Ella noticed that Molly wasn’t laughing, appeared to have completely removed herself from the conversation now, staring up blank-eyed at the ceiling.

‘Nothing moved on that site for two months. Bosses couldn’t bring in another firm because it was a locked-down deal. Company couldn’t discharge their responsibilities.’

‘They must have been insured,’ Ella said and immediately regretted it, as Carol scowled at her.

‘That isn’t the point. We hit their reputation by forcing them to miss their targets and exposing how unfit they were to conduct business. Nobody would give them another contract. Six months later they were bankrupt.’

It was traceable, Ella thought. If she wanted to, she could probably find out whether this story was true or just showing off. It would take time and expertise she wasn’t sure she had, but it would be worth it to know whether Carol was the serious prospect she was claiming to be or, like Molly said, nothing special.

In her gut, Ella knew it was true.
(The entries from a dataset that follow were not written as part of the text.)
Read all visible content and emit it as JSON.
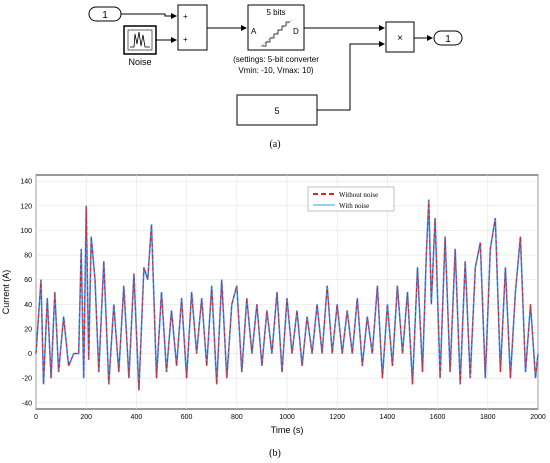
{
  "diagram": {
    "inport_label": "1",
    "noise_label": "Noise",
    "sum_signs": [
      "+",
      "+"
    ],
    "converter": {
      "title": "5 bits",
      "port_in": "A",
      "port_out": "D",
      "settings_line1": "(settings: 5-bit converter",
      "settings_line2": "Vmin: -10, Vmax: 10)"
    },
    "product_symbol": "×",
    "outport_label": "1",
    "constant_value": "5",
    "caption": "(a)"
  },
  "chart_caption": "(b)",
  "colors": {
    "without_noise": "#d62728",
    "with_noise": "#3399ff"
  },
  "chart_data": {
    "type": "line",
    "xlabel": "Time (s)",
    "ylabel": "Current (A)",
    "xlim": [
      0,
      2000
    ],
    "ylim": [
      -45,
      145
    ],
    "xticks": [
      0,
      200,
      400,
      600,
      800,
      1000,
      1200,
      1400,
      1600,
      1800,
      2000
    ],
    "yticks": [
      -40,
      -20,
      0,
      20,
      40,
      60,
      80,
      100,
      120,
      140
    ],
    "grid": true,
    "legend_position": "top-right",
    "series": [
      {
        "name": "Without noise",
        "style": "dashed"
      },
      {
        "name": "With noise",
        "style": "solid"
      }
    ],
    "x": [
      0,
      20,
      30,
      45,
      60,
      75,
      90,
      110,
      130,
      150,
      170,
      180,
      190,
      200,
      210,
      220,
      235,
      250,
      270,
      290,
      310,
      330,
      350,
      370,
      390,
      410,
      430,
      445,
      460,
      480,
      500,
      520,
      540,
      560,
      580,
      600,
      620,
      640,
      660,
      680,
      700,
      720,
      740,
      760,
      780,
      800,
      820,
      840,
      860,
      880,
      900,
      920,
      940,
      960,
      980,
      1000,
      1020,
      1040,
      1060,
      1080,
      1100,
      1120,
      1140,
      1160,
      1180,
      1200,
      1220,
      1240,
      1260,
      1280,
      1300,
      1320,
      1340,
      1360,
      1380,
      1400,
      1420,
      1440,
      1460,
      1480,
      1500,
      1520,
      1540,
      1555,
      1565,
      1575,
      1590,
      1610,
      1630,
      1650,
      1670,
      1690,
      1710,
      1730,
      1750,
      1770,
      1790,
      1810,
      1830,
      1850,
      1870,
      1890,
      1910,
      1930,
      1950,
      1970,
      1990,
      2000
    ],
    "values": [
      0,
      60,
      -25,
      45,
      -20,
      50,
      -15,
      30,
      -10,
      0,
      0,
      85,
      -20,
      120,
      -5,
      95,
      60,
      -15,
      75,
      -25,
      40,
      -15,
      55,
      -20,
      65,
      -30,
      70,
      60,
      105,
      -20,
      50,
      -15,
      35,
      -10,
      45,
      -20,
      50,
      0,
      45,
      -10,
      55,
      -25,
      60,
      -20,
      40,
      55,
      -15,
      45,
      0,
      40,
      -10,
      35,
      0,
      50,
      -15,
      45,
      0,
      35,
      -10,
      30,
      0,
      40,
      0,
      55,
      0,
      40,
      0,
      35,
      0,
      45,
      -10,
      30,
      0,
      55,
      -20,
      40,
      -10,
      55,
      0,
      50,
      -25,
      70,
      -15,
      80,
      125,
      40,
      110,
      -20,
      95,
      -15,
      85,
      -25,
      75,
      -20,
      70,
      90,
      -20,
      85,
      110,
      -15,
      70,
      -20,
      50,
      95,
      -15,
      40,
      -20,
      0
    ]
  }
}
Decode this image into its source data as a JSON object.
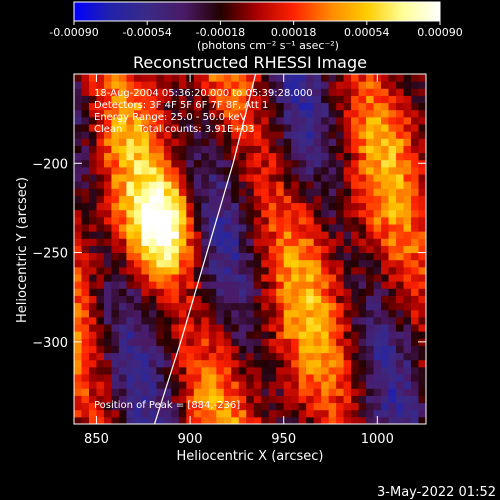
{
  "chart_data": {
    "type": "heatmap",
    "title": "Reconstructed RHESSI Image",
    "xlabel": "Heliocentric X (arcsec)",
    "ylabel": "Heliocentric Y (arcsec)",
    "xlim": [
      838,
      1026
    ],
    "ylim": [
      -346,
      -150
    ],
    "x_ticks": [
      850,
      900,
      950,
      1000
    ],
    "y_ticks": [
      -200,
      -250,
      -300
    ],
    "colorbar": {
      "range": [
        -0.0009,
        0.0009
      ],
      "ticks": [
        "-0.00090",
        "-0.00054",
        "-0.00018",
        "0.00018",
        "0.00054",
        "0.00090"
      ],
      "unit_label": "(photons cm⁻² s⁻¹ asec⁻²)",
      "colors": [
        "#0000ff",
        "#2222aa",
        "#3a2a86",
        "#4a1a66",
        "#220000",
        "#aa0000",
        "#ff2200",
        "#ff8800",
        "#ffcc00",
        "#ffff99",
        "#ffffff"
      ]
    },
    "annotations": [
      "18-Aug-2004 05:36:20.000 to 05:39:28.000",
      "Detectors: 3F 4F 5F 6F 7F 8F, Att 1",
      "Energy Range: 25.0 - 50.0 keV",
      "Clean     Total counts: 3.91E+03"
    ],
    "peak_label": "Position of Peak = [884,-236]",
    "peak": [
      884,
      -236
    ],
    "limb_curve": [
      [
        881,
        -346
      ],
      [
        895,
        -300
      ],
      [
        909,
        -250
      ],
      [
        923,
        -200
      ],
      [
        935,
        -150
      ]
    ]
  },
  "footer": {
    "date": "3-May-2022 01:52"
  }
}
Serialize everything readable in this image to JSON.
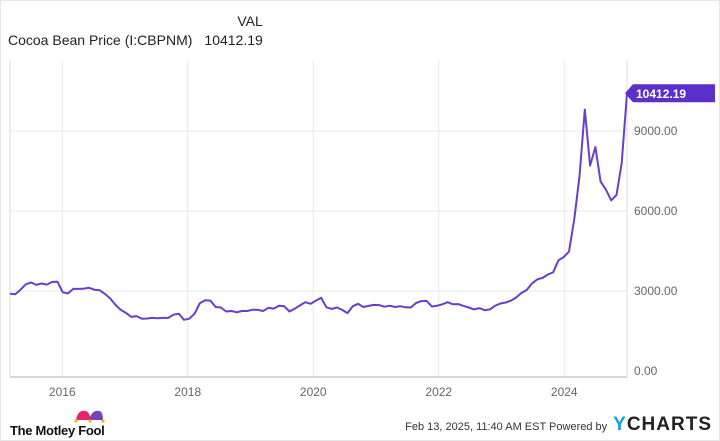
{
  "legend": {
    "header": "VAL",
    "series_name": "Cocoa Bean Price (I:CBPNM)",
    "series_value": "10412.19"
  },
  "footer": {
    "timestamp": "Feb 13, 2025, 11:40 AM EST",
    "powered_by": "Powered by",
    "brand_y": "Y",
    "brand_rest": "CHARTS",
    "logo_text": "The Motley Fool"
  },
  "colors": {
    "line": "#6a3fc8",
    "last_value_tag": "#5b2fc9",
    "grid": "#e8e8e8",
    "ycharts_accent": "#1a9fd9"
  },
  "chart_data": {
    "type": "line",
    "title": "",
    "xlabel": "",
    "ylabel": "",
    "x_ticks": [
      "2016",
      "2018",
      "2020",
      "2022",
      "2024"
    ],
    "y_ticks": [
      "0.00",
      "3000.00",
      "6000.00",
      "9000.00"
    ],
    "ylim": [
      0,
      11650
    ],
    "xlim": [
      "2015-03",
      "2025-01"
    ],
    "grid": true,
    "y_axis_side": "right",
    "last_value_label": "10412.19",
    "series": [
      {
        "name": "Cocoa Bean Price (I:CBPNM)",
        "start": "2015-03",
        "frequency": "monthly",
        "values": [
          2900,
          2880,
          3050,
          3250,
          3320,
          3230,
          3280,
          3240,
          3340,
          3350,
          2950,
          2910,
          3080,
          3080,
          3090,
          3120,
          3050,
          3030,
          2890,
          2720,
          2480,
          2290,
          2180,
          2030,
          2060,
          1960,
          1970,
          1990,
          1980,
          1990,
          1990,
          2110,
          2150,
          1920,
          1960,
          2150,
          2540,
          2650,
          2640,
          2400,
          2380,
          2230,
          2250,
          2200,
          2250,
          2250,
          2300,
          2290,
          2250,
          2370,
          2340,
          2450,
          2430,
          2230,
          2340,
          2460,
          2580,
          2520,
          2640,
          2750,
          2390,
          2330,
          2380,
          2290,
          2170,
          2430,
          2520,
          2400,
          2440,
          2480,
          2470,
          2410,
          2450,
          2400,
          2430,
          2390,
          2380,
          2550,
          2620,
          2630,
          2420,
          2450,
          2500,
          2580,
          2500,
          2510,
          2440,
          2380,
          2310,
          2360,
          2280,
          2310,
          2450,
          2530,
          2570,
          2640,
          2760,
          2930,
          3040,
          3290,
          3440,
          3490,
          3620,
          3700,
          4150,
          4270,
          4480,
          5700,
          7300,
          9800,
          7700,
          8400,
          7100,
          6800,
          6400,
          6600,
          7800,
          10412.19
        ]
      }
    ]
  }
}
But her gut wasn’t enough.

‘You did all that on your own?’

‘Me and my young blood,’ she said, and giggled. The weed was getting to her now. She took another deep hit. ‘He’s got some skills, this boy.’

‘Do I know him?’

Another laugh. ‘Oh, Ella, hon, you and him move in very different circles. By the time someone like you knows him, he’s finished.’

‘You think he’d help us at Castle Rise?’

‘We don’t need that kind of help,’ Molly said.
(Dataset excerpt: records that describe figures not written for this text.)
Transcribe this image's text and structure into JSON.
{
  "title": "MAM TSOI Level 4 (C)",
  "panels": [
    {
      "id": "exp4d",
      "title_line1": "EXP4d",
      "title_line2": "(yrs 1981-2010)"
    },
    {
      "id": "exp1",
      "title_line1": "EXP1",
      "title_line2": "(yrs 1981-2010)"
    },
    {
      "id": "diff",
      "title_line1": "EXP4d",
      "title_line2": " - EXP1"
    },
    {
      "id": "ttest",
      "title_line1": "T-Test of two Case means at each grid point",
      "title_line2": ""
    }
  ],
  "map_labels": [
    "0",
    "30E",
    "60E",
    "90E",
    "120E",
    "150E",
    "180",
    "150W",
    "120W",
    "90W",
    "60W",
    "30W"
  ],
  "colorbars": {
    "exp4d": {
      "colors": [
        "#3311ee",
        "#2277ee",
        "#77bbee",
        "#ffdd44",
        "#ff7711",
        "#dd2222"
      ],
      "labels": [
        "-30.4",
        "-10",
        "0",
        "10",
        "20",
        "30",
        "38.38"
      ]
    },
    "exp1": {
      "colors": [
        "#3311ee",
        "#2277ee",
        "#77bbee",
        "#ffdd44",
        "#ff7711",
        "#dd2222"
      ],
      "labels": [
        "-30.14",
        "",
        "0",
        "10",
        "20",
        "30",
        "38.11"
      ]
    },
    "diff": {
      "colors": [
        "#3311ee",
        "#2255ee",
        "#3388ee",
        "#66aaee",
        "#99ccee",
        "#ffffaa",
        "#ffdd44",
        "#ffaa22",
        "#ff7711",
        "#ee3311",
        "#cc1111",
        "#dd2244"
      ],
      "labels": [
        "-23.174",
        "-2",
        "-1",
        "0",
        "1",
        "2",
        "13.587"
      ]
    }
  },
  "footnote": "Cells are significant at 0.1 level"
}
She was listening, after all. Ella had thought it would make Carol more talkative to have a former partner in crime there. Now she realised Molly was dangerously close to being the unwelcome voice of conscience in the room and that only made her more determined to get into Carol’s inner circle. If Molly didn’t want her there, then it must be a worthwhile place to reach.

‘You’d like him if you met him,’ Carol said to her and the regret in her tone made Ella suspect this was a continuation of an older conversation between them. ‘He reminds me of you, Mol. Back in the day. He’s got that same fire in his belly.’
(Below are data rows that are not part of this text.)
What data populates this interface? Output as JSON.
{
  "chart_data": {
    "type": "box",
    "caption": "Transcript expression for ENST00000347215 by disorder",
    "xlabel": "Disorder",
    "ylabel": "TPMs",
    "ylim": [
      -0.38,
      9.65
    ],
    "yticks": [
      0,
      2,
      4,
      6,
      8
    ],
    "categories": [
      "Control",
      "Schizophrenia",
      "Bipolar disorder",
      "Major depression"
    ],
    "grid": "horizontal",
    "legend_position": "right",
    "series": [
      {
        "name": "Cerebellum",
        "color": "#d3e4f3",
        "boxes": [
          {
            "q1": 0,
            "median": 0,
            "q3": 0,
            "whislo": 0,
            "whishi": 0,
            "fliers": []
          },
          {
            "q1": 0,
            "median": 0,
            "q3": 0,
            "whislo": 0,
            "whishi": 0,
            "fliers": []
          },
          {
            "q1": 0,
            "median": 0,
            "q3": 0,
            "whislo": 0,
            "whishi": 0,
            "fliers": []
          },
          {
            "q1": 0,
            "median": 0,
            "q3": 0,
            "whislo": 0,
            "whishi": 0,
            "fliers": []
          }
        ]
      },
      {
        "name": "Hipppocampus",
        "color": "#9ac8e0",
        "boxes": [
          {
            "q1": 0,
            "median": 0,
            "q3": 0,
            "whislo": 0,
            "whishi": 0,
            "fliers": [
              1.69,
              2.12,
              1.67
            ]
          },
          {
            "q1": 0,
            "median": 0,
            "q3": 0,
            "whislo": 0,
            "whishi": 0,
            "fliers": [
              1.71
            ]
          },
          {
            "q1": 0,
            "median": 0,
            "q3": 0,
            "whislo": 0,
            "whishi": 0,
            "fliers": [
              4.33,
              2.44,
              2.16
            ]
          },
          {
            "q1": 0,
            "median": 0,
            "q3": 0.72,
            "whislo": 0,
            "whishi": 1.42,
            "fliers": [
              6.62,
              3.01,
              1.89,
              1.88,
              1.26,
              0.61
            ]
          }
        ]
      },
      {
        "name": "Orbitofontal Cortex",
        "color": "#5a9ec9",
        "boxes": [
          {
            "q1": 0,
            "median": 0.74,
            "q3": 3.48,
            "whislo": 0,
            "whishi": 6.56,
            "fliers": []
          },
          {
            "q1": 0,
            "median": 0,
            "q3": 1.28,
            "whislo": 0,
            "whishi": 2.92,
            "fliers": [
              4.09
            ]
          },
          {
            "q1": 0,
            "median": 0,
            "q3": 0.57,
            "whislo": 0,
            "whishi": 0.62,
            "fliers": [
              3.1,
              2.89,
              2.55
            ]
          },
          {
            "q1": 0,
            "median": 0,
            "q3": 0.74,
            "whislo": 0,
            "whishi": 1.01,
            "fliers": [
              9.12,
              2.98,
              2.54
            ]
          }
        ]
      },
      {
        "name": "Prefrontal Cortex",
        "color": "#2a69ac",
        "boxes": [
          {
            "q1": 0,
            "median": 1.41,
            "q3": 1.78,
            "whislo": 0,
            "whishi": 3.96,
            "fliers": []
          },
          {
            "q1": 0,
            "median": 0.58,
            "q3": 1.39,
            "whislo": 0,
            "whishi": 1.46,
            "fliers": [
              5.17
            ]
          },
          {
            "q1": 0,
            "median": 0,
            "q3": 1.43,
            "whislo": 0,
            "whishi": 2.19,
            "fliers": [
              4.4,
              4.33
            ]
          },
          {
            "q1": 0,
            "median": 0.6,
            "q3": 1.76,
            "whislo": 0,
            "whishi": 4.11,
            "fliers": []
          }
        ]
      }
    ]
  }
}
‘He’s a bad influence on you,’ she said.

Carol laughed, nodding. ‘But it keeps me young.’

Another line of smoke was all the answer Molly gave.

‘I’d like to meet him some time,’ Ella said, as casually as she could.

‘Quinn doesn’t just play with anyone.’ Carol’s shoulders dropped into a conspiratorial hunch. ‘He—’

She broke off to pick up a piece of spice-stained tofu from Ella’s plate and put it into her mouth, chewed it for longer than necessary, eyes unblinking, fixed on a point to the left of Ella’s shoulder.

‘Why are you doing this?’ Carol asked, cocking her head to one side so sharply that Ella heard her neck crick. ‘What did Mummy and Daddy do that was so bad you had to rebel like this?’

‘It’s got nothing to do with them,’ Ella snapped.

‘Very defensive.’

‘Leave her alone,’ Molly said, voice a vague blur.

‘No. She wants my story: I get hers.’

‘Carol.’ Firmer. ‘Stop it.’

‘Oh, it’s bad, then?’ Carol’s eyes glinted. ‘Come on, all girls together, you can tell me.’

‘You walked away from your family,’ Ella said fiercely. ‘You didn’t let them define you; why should I always be judged by what my father did?’

Carol put her hands up, ash flaking on to her forearm, but she was too focused on holding Ella’s gaze to feel the burn or notice the tremble in Ella’s fingers when she reached for her beer, needing a quick hit to calm her down.

‘Your father’s a bastard,’ Carol said, grinning lopsidedly. ‘They all are. But I think we’re going to put you to the test, Ella. See if you’re still Daddy’s little princess or your own woman.’